Most elements follow the normal document flow — block elements stack vertically, inline elements sit side by side. Positioning lets you step outside that flow and place elements exactly where you need them.

static (default)

Every element is position: static by default. It follows normal document flow and is not affected by top, right, bottom, or left.

.box {
  position: static; /* default — no need to write this */
}

relative

The element stays in normal flow but can be nudged using offset properties. The space it originally occupied is preserved.

.nudged {
  position: relative;
  top: 10px;    /* move down 10px from its normal position */
  left: 20px;   /* move right 20px */
}

position: relative is also used to create a positioning context for absolutely positioned children.

absolute

The element is removed from normal flow and positioned relative to its nearest ancestor that has a non-static position. If no such ancestor exists, it positions relative to the page.

.card {
  position: relative; /* positioning context */
}

.badge {
  position: absolute;
  top: 12px;
  right: 12px;
}
💡

The most common pattern: set position: relative on a parent and position: absolute on a child to pin the child to a corner or edge of the parent.

fixed

The element is removed from normal flow and positioned relative to the viewport. It stays in place when the page scrolls — ideal for sticky headers, floating buttons, and overlays.

.navbar {
  position: fixed;
  top: 0;
  left: 0;
  right: 0;
  z-index: 100;
  background: white;
  border-bottom: 1px solid #e5e7eb;
}

sticky

A hybrid of relative and fixed. The element scrolls normally until it hits a threshold, then sticks in place.

.section-header {
  position: sticky;
  top: 0;             /* sticks when it reaches the top of the viewport */
  background: white;
  z-index: 10;
}

z-index

When positioned elements overlap, z-index controls which one appears on top.

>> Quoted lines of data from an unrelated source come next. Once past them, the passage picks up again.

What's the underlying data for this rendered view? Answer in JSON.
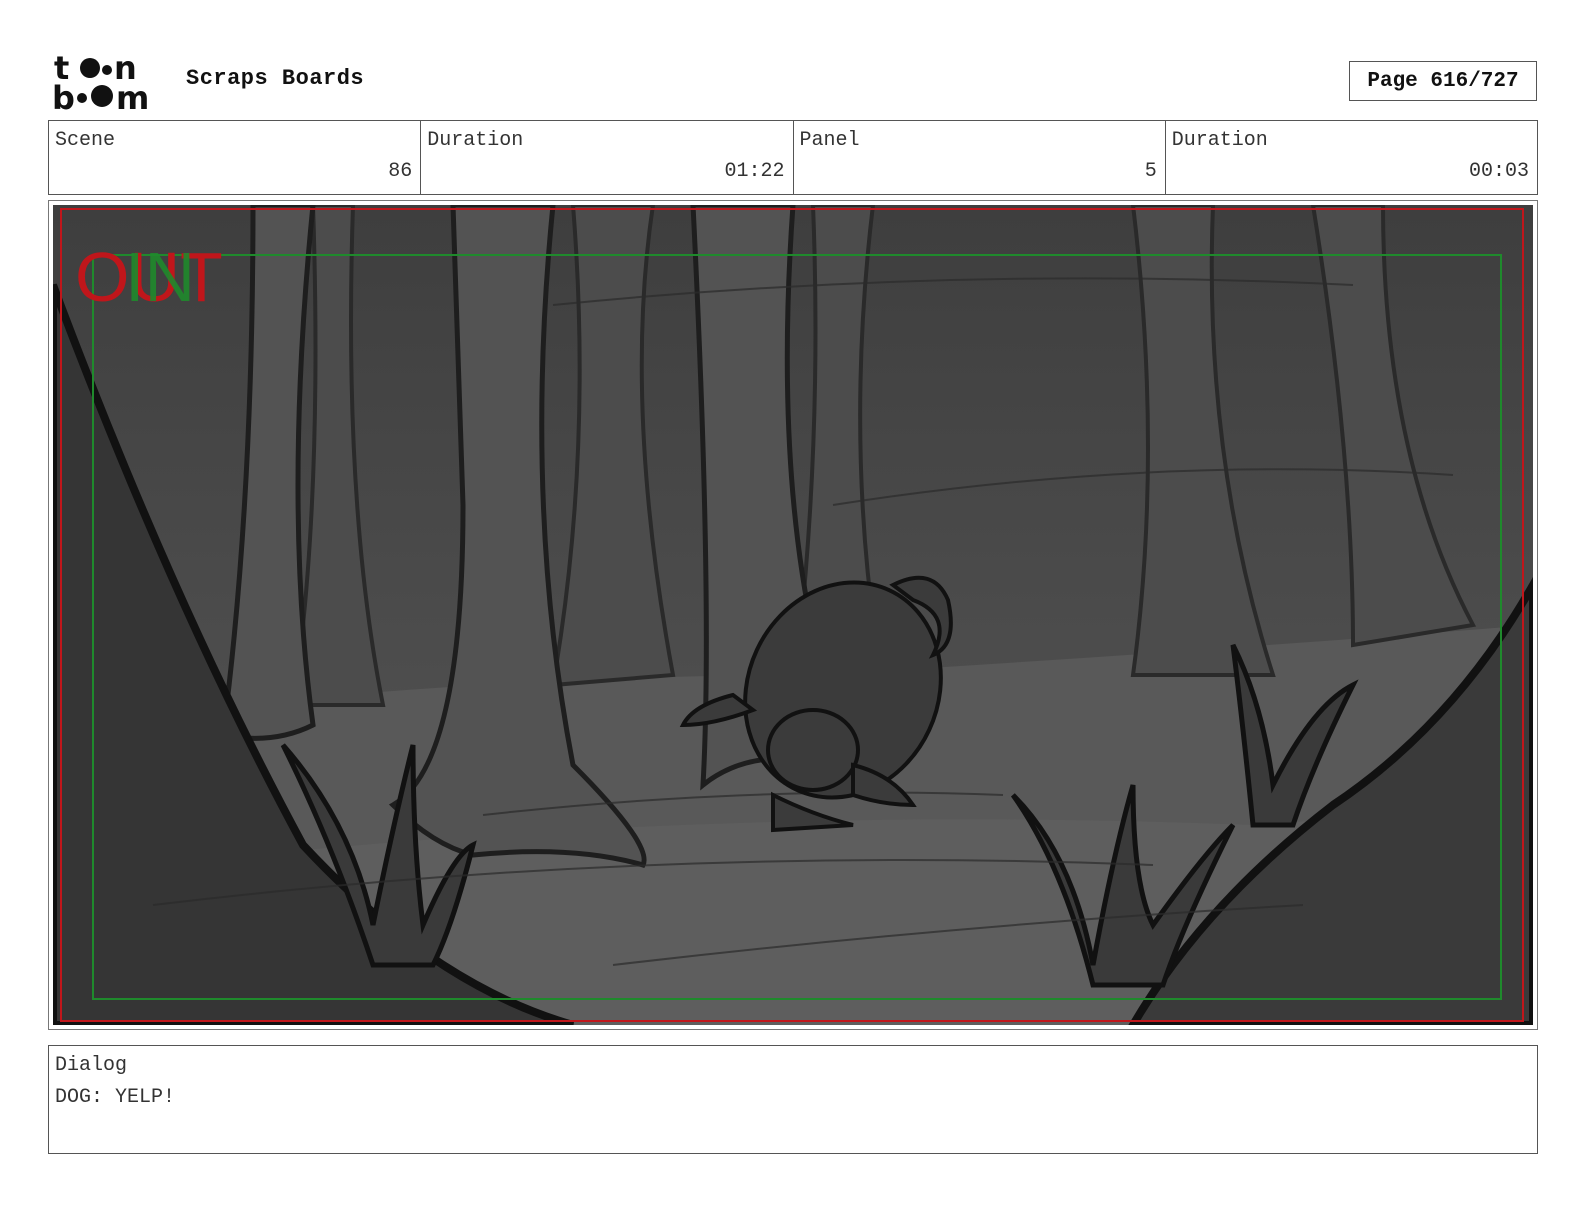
{
  "header": {
    "logo_text": "toonboom",
    "project_title": "Scraps Boards",
    "page_label": "Page 616/727"
  },
  "info": {
    "scene_label": "Scene",
    "scene_value": "86",
    "scene_duration_label": "Duration",
    "scene_duration_value": "01:22",
    "panel_label": "Panel",
    "panel_value": "5",
    "panel_duration_label": "Duration",
    "panel_duration_value": "00:03"
  },
  "panel": {
    "overlay_out": "OUT",
    "overlay_in": "IN",
    "colors": {
      "safe_frame_red": "#c0161b",
      "title_safe_green": "#1f8a2c"
    }
  },
  "dialog": {
    "label": "Dialog",
    "text": "DOG: YELP!"
  }
}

Higher values sit in front of lower values.

.modal {
  position: fixed;
  z-index: 1000;
}

.overlay {
  position: fixed;
  z-index: 999;
}

.navbar {
  position: sticky;
  z-index: 100;
}

z-index only works on elements with a position other than static.

Centering with absolute positioning

.centered {
  position: absolute;
  top: 50%;
  left: 50%;
  transform: translate(-50%, -50%);
}

This is a classic trick — offset by 50% then pull back by half the element's own size using transform.